Он еще походил с поднятой головой к этому чуть коптящему, как показалось ему, просвету. Сел. Еще раз взглянул. Да, как закопченное стеклышко. Сквозь него на затмение смотрят.
— Что это было? — Она открывает глаза.
— Чалма, — говорит он, прихлебывая чай. — Черная чалма прилетала. Покружила, а под ней никого, видишь? — и обводит рукой поляну. — Мир-никогда.
— Невермор, что ли?
— Да. Он, наверное, жил на каком-нибудь сталелитейном заводе, впитывал звуки, архивировал летопись. А теперь его носит, как Исайю над пепелищем: “Как потускло золото! Как... Как…”
— Не кричи, — она говорит, — Марусю разбудишь. — И, закрывая глаза: — Он и впрямь летал, как заводик потусторонний. Как Содом. — И уже из сна, с этой щелочкой меж зубами: — Как сожженная книга…
— Ты давно здесь стоишь? — оборачивается он к девочке. — Иди ложись. Рано еще. Иди, не бойся.
— Я не боюсь. Там сейчас всё в желтом свете.
— А здесь?
— Здесь — как хочешь.
— Синий кофейник? Пятьдесят шесть?
— Нет, это другое. Не понимаешь, что ли? Семью восемь — синий кофейник. Просто легче запомнить.
— Значит, здесь — как хочешь? А если я захочу в белом?

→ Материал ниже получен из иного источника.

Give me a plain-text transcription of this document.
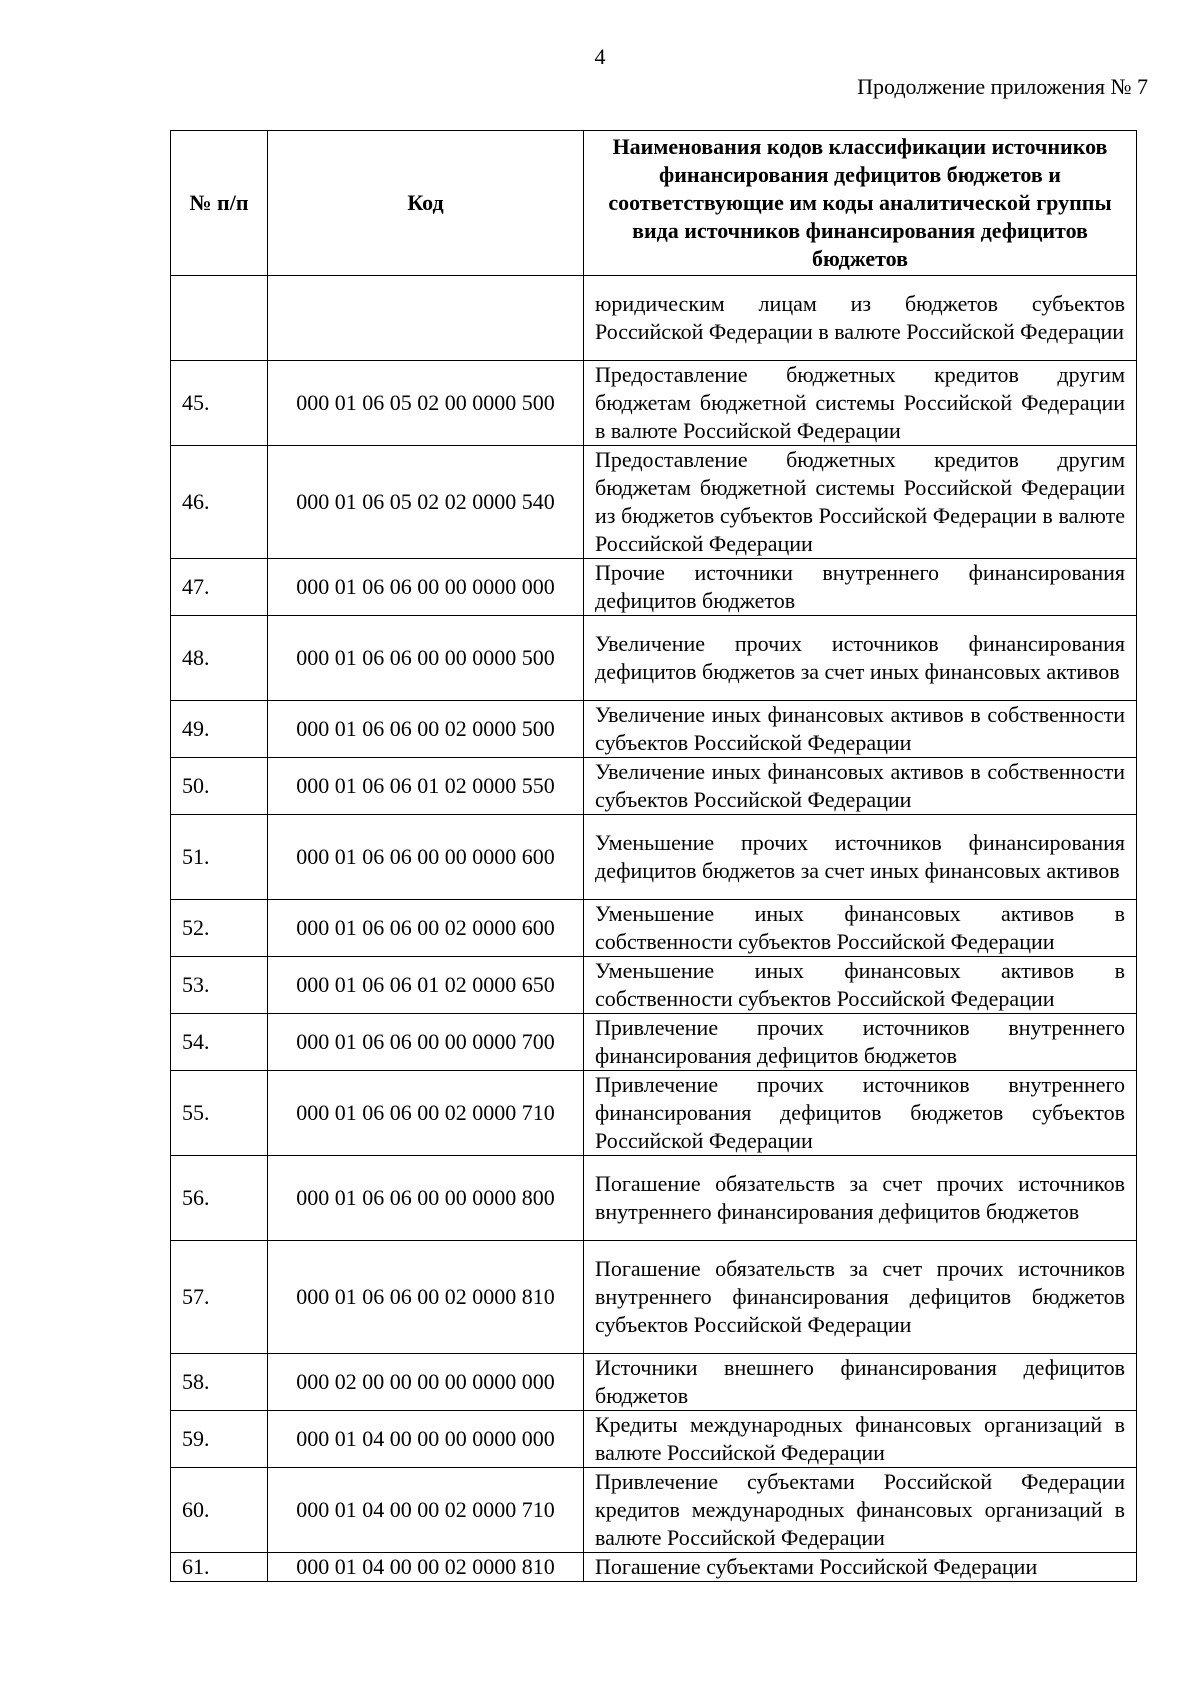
4
Продолжение приложения № 7
№ п/п	Код	Наименования кодов классификации источников финансирования дефицитов бюджетов и соответствующие им коды аналитической группы вида источников финансирования дефицитов бюджетов
		юридическим лицам из бюджетов субъектов Российской Федерации в валюте Российской Федерации
45.	000 01 06 05 02 00 0000 500	Предоставление бюджетных кредитов другим бюджетам бюджетной системы Российской Федерации в валюте Российской Федерации
46.	000 01 06 05 02 02 0000 540	Предоставление бюджетных кредитов другим бюджетам бюджетной системы Российской Федерации из бюджетов субъектов Российской Федерации в валюте Российской Федерации
47.	000 01 06 06 00 00 0000 000	Прочие источники внутреннего финансирования дефицитов бюджетов
48.	000 01 06 06 00 00 0000 500	Увеличение прочих источников финансирования дефицитов бюджетов за счет иных финансовых активов
49.	000 01 06 06 00 02 0000 500	Увеличение иных финансовых активов в собственности субъектов Российской Федерации
50.	000 01 06 06 01 02 0000 550	Увеличение иных финансовых активов в собственности субъектов Российской Федерации
51.	000 01 06 06 00 00 0000 600	Уменьшение прочих источников финансирования дефицитов бюджетов за счет иных финансовых активов
52.	000 01 06 06 00 02 0000 600	Уменьшение иных финансовых активов в собственности субъектов Российской Федерации
53.	000 01 06 06 01 02 0000 650	Уменьшение иных финансовых активов в собственности субъектов Российской Федерации
54.	000 01 06 06 00 00 0000 700	Привлечение прочих источников внутреннего финансирования дефицитов бюджетов
55.	000 01 06 06 00 02 0000 710	Привлечение прочих источников внутреннего финансирования дефицитов бюджетов субъектов Российской Федерации
56.	000 01 06 06 00 00 0000 800	Погашение обязательств за счет прочих источников внутреннего финансирования дефицитов бюджетов
57.	000 01 06 06 00 02 0000 810	Погашение обязательств за счет прочих источников внутреннего финансирования дефицитов бюджетов субъектов Российской Федерации
58.	000 02 00 00 00 00 0000 000	Источники внешнего финансирования дефицитов бюджетов
59.	000 01 04 00 00 00 0000 000	Кредиты международных финансовых организаций в валюте Российской Федерации
60.	000 01 04 00 00 02 0000 710	Привлечение субъектами Российской Федерации кредитов международных финансовых организаций в валюте Российской Федерации
61.	000 01 04 00 00 02 0000 810	Погашение субъектами Российской Федерации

— Пожалуйста. Главное — захотеть. Но если в белом, тогда все, что ты видишь, будет голым. Ну… не так, чтобы без одежды, а по-другому. До самого дна прозрачным. Мама говорит — истонченным. Так что каждую ниточку воздуха видишь.
— Что, и в этом костре, и в муравье, и в облаке?
— Ну да, разве ты не пробовал?
— Как во сне?
— Во сне тоже. Но там тебя видят или тобой смотрят, а здесь — ты.
— А в компьютере? Все эти виртуальные игры.
— Вот именно. Игры. Это же не реальность, а ее малюсенькая часть, невзрослая. Как заводные игрушки.
— А меня сейчас ты в каком свете видишь?
— Мама говорит — спектре, менять спектр. Сейчас в обычном, как все.
— А этого разве мало?
— Ну, это все равно как в домике жить. С маленькими окошками. Лампа горит. Можно, конечно, воображать. Но все равно — ты воображаешь от этой лампы.
— И что, ты так с самого начала видела или это тебе как-то вдруг открылось?